AI総合研究所の専任チームが、設計から運用まで伴走支援します。まずは無料の資料で、自社の業務にどう活用できるかご確認ください。
SharePoint連携をAI業務自動化に拡張
API活用の先にあるAIエージェント
SharePoint REST APIで構築したデータ連携を、AIエージェントの業務判断ソースに拡張。問い合わせ対応から申請処理まで自動化します。
まとめ
SharePoint REST APIは、HTTPベースでSharePointのサイト・リスト・ドキュメントを操作するための標準インターフェースです。プラットフォームに依存せず、ODataクエリで柔軟なデータ操作が可能なため、社内ポータル・業務アプリ・バックエンド連携で広く利用されています。

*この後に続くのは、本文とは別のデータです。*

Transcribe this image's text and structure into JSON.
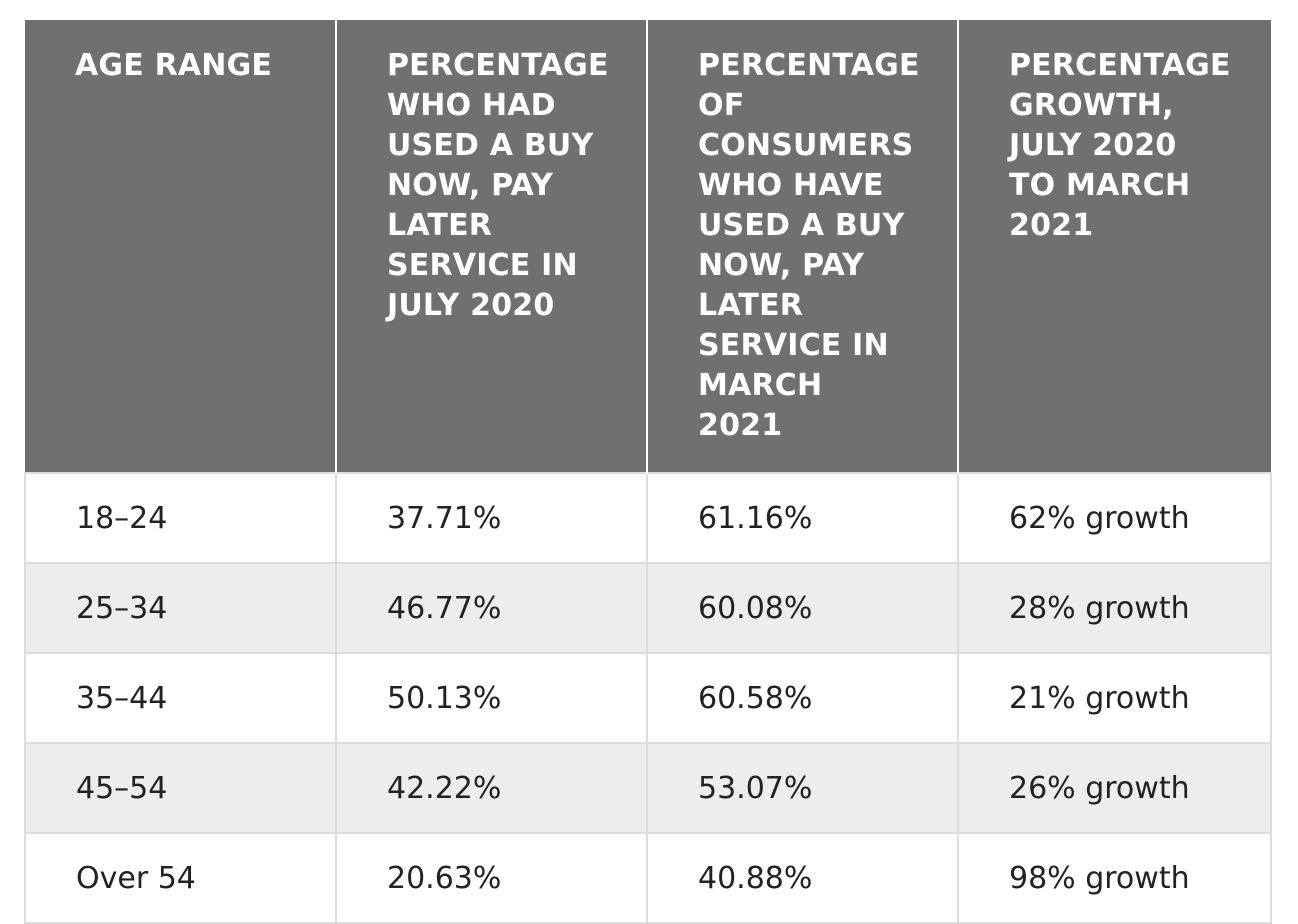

一方で、Microsoft 365全体を横断するシナリオではGraph APIが推奨されており、スロットリングの面でもGraph APIの方がリソース効率に優れることがMicrosoftの公式ドキュメントで示されています。REST APIは「SharePointに近いレイヤー」、Graph APIは「Microsoft 365全体のハブ」という役割分担で整理すると、技術選定がしやすくなります。
2026年の重要な変更として、Azure ACSが4月2日に完全廃止されます。Azure ACSベースの認証を利用している場合は、Entra IDベースの認証への移行が急務です。また、SharePointスタンドアロンプランは2026年5月31日で新規販売が終了するため、新規導入ではMicrosoft 365バンドルプランの採用を前提に検討する必要があります。
運用面では、スロットリングの3階層(ユーザー・テナント・アプリケーション)を理解し、Retry-AfterヘッダーとRateLimitヘッダーを活用した再試行・事前制御ロジックとUser-Agentによるトラフィック装飾を組み込むことが安定運用の鍵になります。
RAGやナレッジ検索の文脈では、REST APIを通じてメタデータを適切に取得し、権限モデルと整合する形でインデックスと回答制御を設計することが、他の競合記事にはない実践的な差別化ポイントです。